Disease accentuates the need for protein-rich foods, failure to supply which can cause death or the severe protein deficiency known as kwashiorkor, meaning “the disease the deposed baby gets when the next one is born."

Why protein is important? 

Picture of beans.

The very word “protein” means “first,” and that is the place it holds in our body’s need for nourishment.

It provides essential nitrogen and is constantly required for the growth and replacement of body tissues.

The body breaks down protein into constituents called amino acids and then reconstructs them into other proteins.

Our body can synthesize or make up all but eight of the more than twenty amino acids.

The eight that it cannot synthesize are called “essential” amino acids.

These must be supplied in the foods we eat.

If an essential amino acid is in short supply, it limits how effectively the body uses the rest of the protein in the food.
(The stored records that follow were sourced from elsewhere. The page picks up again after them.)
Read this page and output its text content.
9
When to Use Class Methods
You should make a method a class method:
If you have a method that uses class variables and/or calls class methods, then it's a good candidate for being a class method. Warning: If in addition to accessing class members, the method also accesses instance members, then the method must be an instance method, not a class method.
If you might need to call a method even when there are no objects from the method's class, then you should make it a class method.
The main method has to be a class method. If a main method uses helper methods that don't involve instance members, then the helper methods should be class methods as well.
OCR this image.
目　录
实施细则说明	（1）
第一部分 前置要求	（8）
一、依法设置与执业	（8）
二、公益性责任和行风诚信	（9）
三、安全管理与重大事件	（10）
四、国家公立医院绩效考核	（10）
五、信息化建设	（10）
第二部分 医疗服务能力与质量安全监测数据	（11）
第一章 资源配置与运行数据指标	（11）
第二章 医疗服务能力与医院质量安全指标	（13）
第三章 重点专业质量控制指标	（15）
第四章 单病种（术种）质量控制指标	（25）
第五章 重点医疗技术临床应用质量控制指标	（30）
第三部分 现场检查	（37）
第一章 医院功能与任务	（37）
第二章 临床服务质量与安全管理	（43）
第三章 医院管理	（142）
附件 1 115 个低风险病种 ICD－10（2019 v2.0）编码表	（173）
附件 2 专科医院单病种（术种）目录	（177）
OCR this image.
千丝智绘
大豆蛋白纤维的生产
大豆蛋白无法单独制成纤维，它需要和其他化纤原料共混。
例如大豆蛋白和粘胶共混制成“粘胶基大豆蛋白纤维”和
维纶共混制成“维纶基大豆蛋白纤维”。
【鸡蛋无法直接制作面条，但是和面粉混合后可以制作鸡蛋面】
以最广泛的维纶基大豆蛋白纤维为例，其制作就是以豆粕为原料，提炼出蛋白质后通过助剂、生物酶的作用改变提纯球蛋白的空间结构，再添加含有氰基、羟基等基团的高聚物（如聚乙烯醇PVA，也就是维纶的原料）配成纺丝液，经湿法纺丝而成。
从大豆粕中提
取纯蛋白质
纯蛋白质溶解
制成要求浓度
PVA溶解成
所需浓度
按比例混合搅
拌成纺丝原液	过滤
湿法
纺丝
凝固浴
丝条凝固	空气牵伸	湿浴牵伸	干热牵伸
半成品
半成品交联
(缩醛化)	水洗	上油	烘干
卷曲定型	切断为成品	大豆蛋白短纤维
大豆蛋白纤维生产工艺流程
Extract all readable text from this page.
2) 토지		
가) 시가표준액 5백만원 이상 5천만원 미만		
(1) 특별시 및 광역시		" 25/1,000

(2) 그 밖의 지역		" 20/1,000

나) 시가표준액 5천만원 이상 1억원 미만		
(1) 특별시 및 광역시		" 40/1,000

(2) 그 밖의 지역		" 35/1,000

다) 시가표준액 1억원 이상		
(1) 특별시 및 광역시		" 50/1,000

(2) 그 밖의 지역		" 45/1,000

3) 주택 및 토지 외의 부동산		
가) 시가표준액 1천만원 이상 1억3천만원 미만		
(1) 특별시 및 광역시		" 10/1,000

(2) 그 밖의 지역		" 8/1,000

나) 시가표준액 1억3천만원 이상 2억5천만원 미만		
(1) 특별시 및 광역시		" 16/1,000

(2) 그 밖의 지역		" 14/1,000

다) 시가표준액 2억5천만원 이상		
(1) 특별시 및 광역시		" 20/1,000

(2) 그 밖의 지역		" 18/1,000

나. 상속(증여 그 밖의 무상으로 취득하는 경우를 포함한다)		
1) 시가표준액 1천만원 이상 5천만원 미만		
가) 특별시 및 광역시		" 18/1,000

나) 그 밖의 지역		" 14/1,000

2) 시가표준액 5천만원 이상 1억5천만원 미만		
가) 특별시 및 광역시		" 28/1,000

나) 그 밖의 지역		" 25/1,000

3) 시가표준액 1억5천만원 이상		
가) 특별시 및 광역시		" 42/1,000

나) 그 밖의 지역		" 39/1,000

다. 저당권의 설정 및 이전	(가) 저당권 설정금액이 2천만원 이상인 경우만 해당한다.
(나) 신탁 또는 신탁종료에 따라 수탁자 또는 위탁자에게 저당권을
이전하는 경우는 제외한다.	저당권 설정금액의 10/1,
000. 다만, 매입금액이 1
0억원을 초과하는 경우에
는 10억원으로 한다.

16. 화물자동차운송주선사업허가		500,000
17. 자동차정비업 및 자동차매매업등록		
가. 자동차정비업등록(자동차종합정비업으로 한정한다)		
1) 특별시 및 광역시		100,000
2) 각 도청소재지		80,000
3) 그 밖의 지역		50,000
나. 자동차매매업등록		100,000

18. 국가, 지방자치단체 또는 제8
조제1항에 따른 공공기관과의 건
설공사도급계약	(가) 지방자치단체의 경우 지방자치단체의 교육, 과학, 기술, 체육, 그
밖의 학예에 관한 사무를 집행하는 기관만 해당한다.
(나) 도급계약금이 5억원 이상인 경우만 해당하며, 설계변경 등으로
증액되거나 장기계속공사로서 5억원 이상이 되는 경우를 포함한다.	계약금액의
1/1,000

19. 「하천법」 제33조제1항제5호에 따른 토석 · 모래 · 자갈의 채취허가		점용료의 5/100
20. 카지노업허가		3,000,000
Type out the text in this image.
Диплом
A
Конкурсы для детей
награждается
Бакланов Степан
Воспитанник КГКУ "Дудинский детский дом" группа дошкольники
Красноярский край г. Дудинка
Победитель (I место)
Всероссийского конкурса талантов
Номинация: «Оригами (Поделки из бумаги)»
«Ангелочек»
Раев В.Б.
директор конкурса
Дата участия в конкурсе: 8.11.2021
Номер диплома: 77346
A good quality protein supplies all the essential amino acids in sufficient quantities and in proper ratio.

Egg protein is regarded by some persons as the best quality natural protein, with milk, meat and fish also rated high.

Among plants. those with the best-quality proteins are found in legumes such as beans, peas, ground peas (peanuts) and nuts.

While most plant products lack one or more of the essential amino acids, the deficiency can often be corrected by combining them with other vegetables that supply the lack.

For example, adding just a small amount of high-quality protein food to a diet of cassava or plantain will create an amino-acid balance enabling all the protein in the food to be used effectively.

To obtain this advantage, however, protein foods must be eaten together.

The balance is lost by eating maize one day and beans the next.

Eating a variety of foods together allows for the interaction of all essential nutrients.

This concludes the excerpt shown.